Structure and dynamics of the pore of inwardly rectifying K(ATP) channels.

Inwardly rectifying K(+) currents are generated by a complex of four Kir (Kir1-6) subunits. Pore properties are conferred by the second transmembrane domain (M2) of each subunit. Using cadmium ions as a cysteine-interacting probe, we examined the accessibility of substituted cysteines in M2 of the Kir6.2 subunit of inwardly rectifying K(ATP) channels. The ability of Cd(2+) ions to inhibit channels was used as the estimate of accessibility. The distribution of Cd(2+) accessibility is consistent with an alpha-helical structure of M2. The apparent surface of reactivity is broad, and the most reactive residues correspond to the solvent-accessible residues in the bacterial KcsA channel crystal structure. In several mutants, single channel measurements indicated that inhibition occurred by a single transition from the open state to a zero-conductance state.
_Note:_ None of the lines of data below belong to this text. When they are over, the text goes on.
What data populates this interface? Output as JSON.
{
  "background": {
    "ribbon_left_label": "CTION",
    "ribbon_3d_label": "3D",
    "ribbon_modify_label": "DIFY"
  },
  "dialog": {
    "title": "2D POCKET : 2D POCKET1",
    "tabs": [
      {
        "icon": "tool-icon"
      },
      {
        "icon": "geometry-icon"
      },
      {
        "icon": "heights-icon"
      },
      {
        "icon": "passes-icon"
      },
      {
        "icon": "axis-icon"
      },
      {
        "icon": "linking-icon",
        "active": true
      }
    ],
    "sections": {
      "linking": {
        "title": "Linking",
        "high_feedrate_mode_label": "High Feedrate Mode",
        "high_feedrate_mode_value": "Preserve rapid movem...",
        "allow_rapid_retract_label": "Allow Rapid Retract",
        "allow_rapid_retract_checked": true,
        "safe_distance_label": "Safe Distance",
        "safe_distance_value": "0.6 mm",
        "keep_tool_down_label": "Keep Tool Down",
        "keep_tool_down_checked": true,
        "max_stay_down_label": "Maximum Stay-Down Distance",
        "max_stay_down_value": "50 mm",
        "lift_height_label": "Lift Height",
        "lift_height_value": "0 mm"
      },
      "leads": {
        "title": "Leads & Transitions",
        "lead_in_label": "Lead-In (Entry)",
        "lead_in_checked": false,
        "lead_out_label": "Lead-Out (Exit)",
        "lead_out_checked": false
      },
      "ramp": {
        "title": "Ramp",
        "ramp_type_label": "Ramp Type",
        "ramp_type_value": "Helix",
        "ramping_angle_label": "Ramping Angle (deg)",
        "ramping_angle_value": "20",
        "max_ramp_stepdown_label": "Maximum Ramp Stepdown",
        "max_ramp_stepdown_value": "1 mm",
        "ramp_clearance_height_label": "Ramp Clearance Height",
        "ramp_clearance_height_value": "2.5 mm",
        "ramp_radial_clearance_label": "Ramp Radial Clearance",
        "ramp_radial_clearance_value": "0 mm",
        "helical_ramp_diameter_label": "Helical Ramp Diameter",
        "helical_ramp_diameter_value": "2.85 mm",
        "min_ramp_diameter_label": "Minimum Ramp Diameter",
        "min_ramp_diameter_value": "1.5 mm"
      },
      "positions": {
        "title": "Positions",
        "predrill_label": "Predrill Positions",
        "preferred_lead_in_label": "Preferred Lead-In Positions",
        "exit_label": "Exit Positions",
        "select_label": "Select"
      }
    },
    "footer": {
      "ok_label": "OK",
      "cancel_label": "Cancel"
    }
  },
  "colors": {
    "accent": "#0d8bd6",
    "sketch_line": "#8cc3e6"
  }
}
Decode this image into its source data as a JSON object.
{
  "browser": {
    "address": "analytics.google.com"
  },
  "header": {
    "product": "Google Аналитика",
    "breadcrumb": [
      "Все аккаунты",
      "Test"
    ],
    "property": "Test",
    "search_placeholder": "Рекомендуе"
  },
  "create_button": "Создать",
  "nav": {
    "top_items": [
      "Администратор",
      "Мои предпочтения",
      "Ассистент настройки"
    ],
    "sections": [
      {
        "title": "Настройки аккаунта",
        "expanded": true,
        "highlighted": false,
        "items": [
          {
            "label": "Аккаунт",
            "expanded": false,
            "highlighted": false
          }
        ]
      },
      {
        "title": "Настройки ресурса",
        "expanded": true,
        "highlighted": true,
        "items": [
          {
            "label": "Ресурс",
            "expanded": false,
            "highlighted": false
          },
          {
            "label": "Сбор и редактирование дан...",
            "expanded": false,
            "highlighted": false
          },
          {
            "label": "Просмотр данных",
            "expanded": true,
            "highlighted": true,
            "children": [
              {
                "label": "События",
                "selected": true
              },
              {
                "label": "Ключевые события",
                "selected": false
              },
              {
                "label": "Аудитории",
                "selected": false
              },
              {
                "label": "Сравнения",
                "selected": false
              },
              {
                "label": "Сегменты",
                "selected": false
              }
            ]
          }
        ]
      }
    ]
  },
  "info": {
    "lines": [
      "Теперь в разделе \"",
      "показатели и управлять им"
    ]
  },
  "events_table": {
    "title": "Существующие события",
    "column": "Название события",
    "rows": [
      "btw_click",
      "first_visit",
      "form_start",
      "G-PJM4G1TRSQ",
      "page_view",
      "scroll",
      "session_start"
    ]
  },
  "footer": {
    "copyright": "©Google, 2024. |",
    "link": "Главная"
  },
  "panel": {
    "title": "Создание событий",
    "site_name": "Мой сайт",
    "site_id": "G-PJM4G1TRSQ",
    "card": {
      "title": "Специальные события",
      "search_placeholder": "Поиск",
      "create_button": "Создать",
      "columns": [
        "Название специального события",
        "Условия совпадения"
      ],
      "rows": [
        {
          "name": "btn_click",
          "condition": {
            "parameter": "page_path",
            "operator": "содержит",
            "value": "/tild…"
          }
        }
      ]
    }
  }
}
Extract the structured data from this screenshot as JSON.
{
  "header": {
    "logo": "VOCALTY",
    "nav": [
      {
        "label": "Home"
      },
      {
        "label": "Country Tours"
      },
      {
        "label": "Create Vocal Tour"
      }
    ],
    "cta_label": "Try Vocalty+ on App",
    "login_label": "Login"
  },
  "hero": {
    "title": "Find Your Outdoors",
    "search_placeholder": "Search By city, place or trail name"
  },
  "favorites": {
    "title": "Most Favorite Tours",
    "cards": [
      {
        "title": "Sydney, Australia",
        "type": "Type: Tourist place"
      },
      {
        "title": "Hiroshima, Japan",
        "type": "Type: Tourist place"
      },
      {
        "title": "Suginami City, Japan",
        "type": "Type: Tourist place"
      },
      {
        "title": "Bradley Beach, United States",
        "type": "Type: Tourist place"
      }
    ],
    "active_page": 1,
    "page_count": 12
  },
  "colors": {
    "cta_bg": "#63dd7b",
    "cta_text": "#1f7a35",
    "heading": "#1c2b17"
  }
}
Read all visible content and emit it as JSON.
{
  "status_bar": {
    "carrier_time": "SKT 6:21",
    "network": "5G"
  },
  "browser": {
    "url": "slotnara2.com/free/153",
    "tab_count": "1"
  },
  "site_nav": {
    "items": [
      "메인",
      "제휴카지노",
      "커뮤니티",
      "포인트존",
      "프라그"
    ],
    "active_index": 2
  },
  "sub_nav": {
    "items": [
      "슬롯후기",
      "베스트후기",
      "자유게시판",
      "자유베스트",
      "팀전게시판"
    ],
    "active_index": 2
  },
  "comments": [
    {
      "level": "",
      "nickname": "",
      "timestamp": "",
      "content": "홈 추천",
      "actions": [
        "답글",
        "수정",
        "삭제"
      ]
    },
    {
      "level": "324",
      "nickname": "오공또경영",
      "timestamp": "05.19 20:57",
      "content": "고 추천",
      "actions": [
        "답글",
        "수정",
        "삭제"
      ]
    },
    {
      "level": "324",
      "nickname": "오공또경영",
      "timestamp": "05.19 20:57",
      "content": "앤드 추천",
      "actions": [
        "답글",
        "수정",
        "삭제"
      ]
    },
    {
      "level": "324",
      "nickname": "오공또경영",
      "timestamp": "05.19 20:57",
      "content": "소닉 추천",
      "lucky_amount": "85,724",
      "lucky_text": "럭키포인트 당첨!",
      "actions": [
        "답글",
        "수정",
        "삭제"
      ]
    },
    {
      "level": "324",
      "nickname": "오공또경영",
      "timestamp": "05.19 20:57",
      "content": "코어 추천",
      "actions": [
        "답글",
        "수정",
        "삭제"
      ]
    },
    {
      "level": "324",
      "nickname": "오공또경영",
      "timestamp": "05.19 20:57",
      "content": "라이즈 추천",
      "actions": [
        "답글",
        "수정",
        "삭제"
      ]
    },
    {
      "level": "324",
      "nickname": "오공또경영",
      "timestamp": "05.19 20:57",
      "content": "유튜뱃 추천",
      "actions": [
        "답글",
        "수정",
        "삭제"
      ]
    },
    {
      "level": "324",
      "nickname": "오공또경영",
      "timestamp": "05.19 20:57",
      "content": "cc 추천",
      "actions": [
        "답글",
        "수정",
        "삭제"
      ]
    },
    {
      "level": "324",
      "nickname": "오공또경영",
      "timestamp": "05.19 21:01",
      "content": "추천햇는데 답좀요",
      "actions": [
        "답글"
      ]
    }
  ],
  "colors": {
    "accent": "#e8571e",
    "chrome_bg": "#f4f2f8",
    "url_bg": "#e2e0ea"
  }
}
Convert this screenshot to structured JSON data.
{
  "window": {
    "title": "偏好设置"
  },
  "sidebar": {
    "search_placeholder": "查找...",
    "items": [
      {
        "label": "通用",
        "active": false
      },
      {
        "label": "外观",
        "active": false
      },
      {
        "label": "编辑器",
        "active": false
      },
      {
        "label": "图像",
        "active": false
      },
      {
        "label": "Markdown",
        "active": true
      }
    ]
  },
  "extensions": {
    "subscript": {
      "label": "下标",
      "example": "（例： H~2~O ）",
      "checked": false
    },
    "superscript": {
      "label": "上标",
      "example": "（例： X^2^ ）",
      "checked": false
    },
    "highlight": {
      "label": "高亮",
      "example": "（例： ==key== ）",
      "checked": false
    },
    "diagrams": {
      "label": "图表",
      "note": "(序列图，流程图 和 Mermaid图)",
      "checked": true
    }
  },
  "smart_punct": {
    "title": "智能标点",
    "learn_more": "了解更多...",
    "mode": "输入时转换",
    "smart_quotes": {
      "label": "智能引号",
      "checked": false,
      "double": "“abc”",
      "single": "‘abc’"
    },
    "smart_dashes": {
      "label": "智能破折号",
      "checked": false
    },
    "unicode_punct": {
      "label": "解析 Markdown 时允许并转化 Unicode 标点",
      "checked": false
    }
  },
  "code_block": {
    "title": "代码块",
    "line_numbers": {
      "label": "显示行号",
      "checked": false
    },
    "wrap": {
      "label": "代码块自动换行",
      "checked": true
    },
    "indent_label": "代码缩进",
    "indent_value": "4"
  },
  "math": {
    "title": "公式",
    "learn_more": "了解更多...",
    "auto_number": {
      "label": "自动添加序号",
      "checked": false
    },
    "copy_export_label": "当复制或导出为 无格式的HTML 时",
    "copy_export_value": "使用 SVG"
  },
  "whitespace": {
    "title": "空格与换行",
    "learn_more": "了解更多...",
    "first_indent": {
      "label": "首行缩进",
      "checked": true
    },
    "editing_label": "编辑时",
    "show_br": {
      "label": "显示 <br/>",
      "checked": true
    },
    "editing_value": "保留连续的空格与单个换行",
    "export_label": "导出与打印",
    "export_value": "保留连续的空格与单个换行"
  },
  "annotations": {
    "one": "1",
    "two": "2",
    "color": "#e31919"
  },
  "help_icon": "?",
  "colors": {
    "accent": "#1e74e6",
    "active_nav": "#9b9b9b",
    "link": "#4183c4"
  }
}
Analysis of currents expressed from mixtures of control and L164C mutant subunits indicated that at least three cysteines are required for coordination of the Cd(2+) ion. Application of phosphatidylinositol 4,5-diphosphate to inside-out membrane patches stabilized the open state of all mutants and also reduced cadmium sensitivity. Moreover, the Cd(2+) sensitivity of several mutants was greatly reduced in the presence of inhibitory ATP concentrations. Taken together, these results are consistent with state-dependent accessibility of single Cd(2+) ions to coordination sites within a relatively narrow inner vestibule.